Cambadélis

Ma réponse à M Cambadélis en réponse à la sienne publiée sur Médiapart le 5 août dernier.

 

Paris, 29/08/2016 

Cher Jean-Christophe Cambadélis, 

J’ai lu avec attention votre réponse sur Mediapart (05/08/2016) à mon courrier du  26/04/2016. Dans celle-ci, vous évoquez diverses interventions lors de points de presse de votre parti et dans les instances du PS et en particulier dans les médias d'Eduardo Rihan Cypel, député franco-brésilien.  Je ne peux que vous répondre que la gravité de la situation et le risque pour la démocratie brésilienne sont trop importants pour qu’un grand parti comme le vôtre ne fasse pas une prise directe de position publique et politique sur ce coup d'Etat institutionnel  que représente la tentative de destitution de Dilma Rousseff, une présidente élue avec 54 millions de votes de ces concitoyens et dont l'intégrité n'a pu être prise en défaut. 

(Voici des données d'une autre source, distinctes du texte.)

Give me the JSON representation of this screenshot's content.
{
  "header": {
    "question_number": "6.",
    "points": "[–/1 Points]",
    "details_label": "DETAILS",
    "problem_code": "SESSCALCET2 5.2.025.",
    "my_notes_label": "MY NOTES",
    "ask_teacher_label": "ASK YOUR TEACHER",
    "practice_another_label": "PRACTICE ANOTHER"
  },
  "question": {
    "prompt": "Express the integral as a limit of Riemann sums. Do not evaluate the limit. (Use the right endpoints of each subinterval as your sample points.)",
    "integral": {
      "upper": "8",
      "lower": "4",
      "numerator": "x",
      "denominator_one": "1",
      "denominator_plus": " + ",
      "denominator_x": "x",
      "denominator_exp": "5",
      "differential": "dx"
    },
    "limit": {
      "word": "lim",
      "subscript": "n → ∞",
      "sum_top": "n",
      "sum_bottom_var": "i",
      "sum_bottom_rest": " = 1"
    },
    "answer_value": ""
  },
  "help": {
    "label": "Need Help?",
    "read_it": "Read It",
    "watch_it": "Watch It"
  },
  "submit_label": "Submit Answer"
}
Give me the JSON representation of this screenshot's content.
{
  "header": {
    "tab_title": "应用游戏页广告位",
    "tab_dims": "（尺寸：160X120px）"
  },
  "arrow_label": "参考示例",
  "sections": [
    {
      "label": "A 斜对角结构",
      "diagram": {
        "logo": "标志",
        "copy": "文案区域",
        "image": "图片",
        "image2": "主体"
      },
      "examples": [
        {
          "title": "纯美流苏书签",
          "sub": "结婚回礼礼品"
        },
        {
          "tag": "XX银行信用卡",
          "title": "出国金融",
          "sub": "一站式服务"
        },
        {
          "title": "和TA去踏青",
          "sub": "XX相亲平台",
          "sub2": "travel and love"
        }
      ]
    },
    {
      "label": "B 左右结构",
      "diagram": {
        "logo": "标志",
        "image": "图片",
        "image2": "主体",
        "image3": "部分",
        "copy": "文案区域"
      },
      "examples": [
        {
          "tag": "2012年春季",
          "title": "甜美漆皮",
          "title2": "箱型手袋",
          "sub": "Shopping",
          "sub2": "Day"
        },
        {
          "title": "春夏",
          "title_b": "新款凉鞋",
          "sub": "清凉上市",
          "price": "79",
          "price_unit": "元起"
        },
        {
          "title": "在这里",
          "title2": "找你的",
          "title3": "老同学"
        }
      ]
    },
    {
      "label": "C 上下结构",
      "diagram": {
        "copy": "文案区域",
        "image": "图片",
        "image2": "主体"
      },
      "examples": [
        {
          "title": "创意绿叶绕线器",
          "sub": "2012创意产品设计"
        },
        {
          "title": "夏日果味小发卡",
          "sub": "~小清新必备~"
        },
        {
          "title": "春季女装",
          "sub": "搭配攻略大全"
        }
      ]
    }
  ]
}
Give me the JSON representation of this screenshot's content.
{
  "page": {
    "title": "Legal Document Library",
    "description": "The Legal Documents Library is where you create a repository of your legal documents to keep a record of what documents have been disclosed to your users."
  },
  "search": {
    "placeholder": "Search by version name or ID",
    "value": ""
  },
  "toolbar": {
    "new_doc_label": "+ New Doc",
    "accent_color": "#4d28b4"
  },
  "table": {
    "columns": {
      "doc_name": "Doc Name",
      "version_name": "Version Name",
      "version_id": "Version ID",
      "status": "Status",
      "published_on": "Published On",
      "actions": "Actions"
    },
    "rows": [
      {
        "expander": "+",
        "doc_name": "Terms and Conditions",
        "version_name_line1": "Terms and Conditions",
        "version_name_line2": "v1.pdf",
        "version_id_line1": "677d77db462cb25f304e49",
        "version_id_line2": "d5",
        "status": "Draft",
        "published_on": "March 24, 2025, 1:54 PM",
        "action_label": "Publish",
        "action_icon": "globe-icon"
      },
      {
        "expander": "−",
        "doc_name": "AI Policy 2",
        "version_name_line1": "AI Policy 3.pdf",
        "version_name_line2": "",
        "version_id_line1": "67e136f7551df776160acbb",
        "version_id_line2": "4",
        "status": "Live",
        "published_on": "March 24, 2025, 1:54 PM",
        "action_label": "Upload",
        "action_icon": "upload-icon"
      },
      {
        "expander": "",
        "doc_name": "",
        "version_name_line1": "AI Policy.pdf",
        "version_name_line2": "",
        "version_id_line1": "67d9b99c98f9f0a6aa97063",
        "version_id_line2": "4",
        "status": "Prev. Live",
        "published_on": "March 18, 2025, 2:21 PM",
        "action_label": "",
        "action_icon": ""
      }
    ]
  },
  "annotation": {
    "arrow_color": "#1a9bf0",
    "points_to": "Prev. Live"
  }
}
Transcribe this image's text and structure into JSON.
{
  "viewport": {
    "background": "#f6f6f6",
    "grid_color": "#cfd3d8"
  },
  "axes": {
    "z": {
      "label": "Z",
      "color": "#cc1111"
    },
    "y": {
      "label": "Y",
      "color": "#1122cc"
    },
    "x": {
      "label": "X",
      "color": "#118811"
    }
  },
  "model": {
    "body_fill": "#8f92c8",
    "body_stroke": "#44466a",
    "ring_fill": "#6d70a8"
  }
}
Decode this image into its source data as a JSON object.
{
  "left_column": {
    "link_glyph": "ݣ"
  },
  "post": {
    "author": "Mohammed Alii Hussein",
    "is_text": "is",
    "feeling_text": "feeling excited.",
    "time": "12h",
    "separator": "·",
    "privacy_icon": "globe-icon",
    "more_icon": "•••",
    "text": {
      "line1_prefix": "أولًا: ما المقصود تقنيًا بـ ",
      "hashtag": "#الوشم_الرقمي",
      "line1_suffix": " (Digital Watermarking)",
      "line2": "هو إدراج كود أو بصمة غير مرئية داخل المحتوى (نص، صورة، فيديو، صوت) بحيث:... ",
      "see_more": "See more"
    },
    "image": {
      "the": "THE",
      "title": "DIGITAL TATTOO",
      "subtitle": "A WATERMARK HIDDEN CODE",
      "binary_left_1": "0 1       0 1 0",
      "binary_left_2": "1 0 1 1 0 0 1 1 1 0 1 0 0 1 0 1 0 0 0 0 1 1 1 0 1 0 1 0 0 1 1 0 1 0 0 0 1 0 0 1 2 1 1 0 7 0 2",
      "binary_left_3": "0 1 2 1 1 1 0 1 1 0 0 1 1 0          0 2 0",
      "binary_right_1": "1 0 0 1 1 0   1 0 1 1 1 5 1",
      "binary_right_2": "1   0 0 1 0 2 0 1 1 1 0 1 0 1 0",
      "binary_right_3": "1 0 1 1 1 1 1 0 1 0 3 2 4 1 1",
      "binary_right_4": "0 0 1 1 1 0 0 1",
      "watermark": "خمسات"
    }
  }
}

La date éventuelle de l’impeachment de Dilma Rousseff est imminente, peut-être demain mardi. Devant un Sénat érigé en tribunal, Dilma Rousseff, jugée depuis jeudi ne baisse pas les bras malgré la violence des manœuvres pour la criminaliser, combattant pour la défense de son mandat et des valeurs démocratiques. 

Je suppose que vous vous tenez au courant de la teneur de ces débats où sénateurs et témoins cités par la défense ont disqualifié  les thèses soutenues par la droite d' « éventuelles manipulations budgétaires. Sans crime de responsabilité comme le définit strictement la Constitution brésilienne il n’y a pas impeachment mais putsch parlementaire  

Les parlementaires de droite ont accusé Dilma Rousseff d’un crime qu’elle n’a pas commis pour pouvoir programmer sa déchéance du pouvoir. Si ce putsch réussit, le Brésil va sombrer encore plus dans une situation de crise qui perdure depuis déjà un an et demi.  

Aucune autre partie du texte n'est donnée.